To celebrate the birthday of our friend, the local physio, we all trundled off to a weekend away at Hole in the Wall – icon of the OR Tambo tourist district for many years. While leaving, Nonkululeko (big sister on the Siyephu farm) told us that it was appropriate for us to slaughter a sheep in the birthday girl's honour. We laughed and said we'd rather slaughter a cake. We were to be a party of 25, predominantly those employed in the medical profession, but others too including some british gap-year volunteers, Anna and myself, and one Jack the dog.

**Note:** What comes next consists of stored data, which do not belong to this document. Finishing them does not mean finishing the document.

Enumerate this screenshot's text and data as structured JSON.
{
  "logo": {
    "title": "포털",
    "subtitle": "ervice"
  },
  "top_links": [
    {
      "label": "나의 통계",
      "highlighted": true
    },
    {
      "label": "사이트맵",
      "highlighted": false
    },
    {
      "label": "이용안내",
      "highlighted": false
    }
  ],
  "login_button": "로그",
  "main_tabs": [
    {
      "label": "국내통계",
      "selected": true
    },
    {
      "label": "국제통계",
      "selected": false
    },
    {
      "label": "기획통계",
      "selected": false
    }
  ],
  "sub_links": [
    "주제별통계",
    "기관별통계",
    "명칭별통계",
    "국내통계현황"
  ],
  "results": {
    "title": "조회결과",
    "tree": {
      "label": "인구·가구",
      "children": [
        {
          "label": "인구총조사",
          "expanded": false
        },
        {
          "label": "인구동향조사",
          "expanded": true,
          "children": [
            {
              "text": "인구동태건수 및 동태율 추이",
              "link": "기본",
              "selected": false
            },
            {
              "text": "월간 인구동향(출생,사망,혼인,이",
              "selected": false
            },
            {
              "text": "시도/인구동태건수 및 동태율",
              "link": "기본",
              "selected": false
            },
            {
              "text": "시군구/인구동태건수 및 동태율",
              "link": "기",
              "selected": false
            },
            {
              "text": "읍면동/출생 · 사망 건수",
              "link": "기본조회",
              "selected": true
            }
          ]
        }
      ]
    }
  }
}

Jack it seems, has a propensity for meat. Fresh meat. Live meat, in fact. So much so that he took it upon himself to obtain some for dinner. A local farmer's ewe was the victim, and so was her unborn baby lamb. As the stars came out to glow, it was our task to retrieve said corpse from the far end of the beach.

To kill a neighbour's sheep is a heinous crime, for which the farmer must be compensated. To negotiate a price, the 'man' in our party was called to the front – me. The farmer was alerted and came to make his claim. What ensued was a rather complicated affair of poorly spoken bargaining, some emergency phone calls to Tata Siyephu to ask the 'going rate' and a bit of good cop/bad cop thrown in. In the end, Jack put us out of some serious cash – the farmer agreed to the R750 we offered (R500 for the sheep, R250 for the lamb). The dissection/slaughtering was performed under the maglite glow of the local security guards' torch while the surgeon-at-scalpel amusedly tolerated the medical commentry from our academically keen party. Right up until the dead foetus was revealed. A sadness overtook him as he remarked that the lamb would likely have been born in about two weeks time.

The irony of Nonkululeko's demand was not lost on us as we adhered to traditional Xhosa custom and tucked into a delicious mutton potjie.